The state argues, however, citing NMSA 1978, Magis.Crim.Rule 41 (Repl.Pamp. 1981), that the Rules of Criminal Procedure for the Magistrate Courts as they existed at the time of the proceedings below, provided for a right of appeal in criminal proceedings only to the defendant, and not to the state. Although we agree that Magis. Crim.Rule 41 does not expressly provide for a right of appeal by the state from a final order of the magistrate court, nevertheless, the right of the state to pursue an appeal from a final order in criminal proceedings has been specifically recognized in certain instances. See Smith v. Love, 101 N.M. 355, 683 P.2d 37 (1984) (upholding right of state to appeal from order of metropolitan court dismissing criminal charge for failure to prosecute); State v. Giraudo, 99 N.M. 634, 661 P.2d 1333 (Ct.App.1983) (recognizing right of state to appeal from metropolitan court’s order of dismissal).

Under the facts herein, the state had a right of appeal from the order of the magistrate court modifying Torres’ sentence. The state has a right to appeal decisions of the district courts where the claim of a final disposition contrary to law is raised. State v. Santillanes, 96 N.M. 482, 632 P.2d 359 (Ct.App.1980). The state’s right of appeal also applies to challenge final orders of a similar nature, entered by the magistrate court.

Article VI, Section 27 of the New Mexico Constitution provides: “[ajppeals shall be allowed in all cases from the final judgments and decisions of the probate courts and other inferior courts to the district courts, and in all such appeals, trial shall be had de novo unless otherwise provided by law.” Under this constitutional provision, the state had a right to appeal the propriety of the magistrate court order modifying the terms of the plea bargain previously approved by the court.

Where a plain, speedy and adequate remedy at law exists, mandamus will not be granted. Section 44-2-5. Mandamus does not lie where there is an adequate remedy by appeal. Montoya v. Blackhurst, 84 N.M. 91, 500 P.2d 176 (1972); State v. Reese, 91 N.M. 76, 570 P.2d 614 (Ct.App. 1977). See also Baca v. Burks, 81 N.M. 376, 467 P.2d 392 (1970) (mandamus should not be used as a substitute for appeal).

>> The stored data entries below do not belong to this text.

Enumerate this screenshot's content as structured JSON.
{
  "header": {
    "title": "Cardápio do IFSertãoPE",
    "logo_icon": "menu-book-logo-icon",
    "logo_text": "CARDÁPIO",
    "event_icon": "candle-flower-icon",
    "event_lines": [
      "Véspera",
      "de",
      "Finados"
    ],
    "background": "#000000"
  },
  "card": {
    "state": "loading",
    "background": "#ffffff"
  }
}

Mandamus is an' extraordinary remedy which is available only in cases wherein other remedies fail or are inadequate. Cf State ex rel. Sweeney v. Second Judicial District, 17 N.M. 282, 127 P. 23 (1912). Here, there is no showing that the relief sought by the state would not be adequately accorded by appeal.

The order denying the petition for writ of mandamus is affirmed.


HENDLEY, C.J., and BIVINS, J., concur.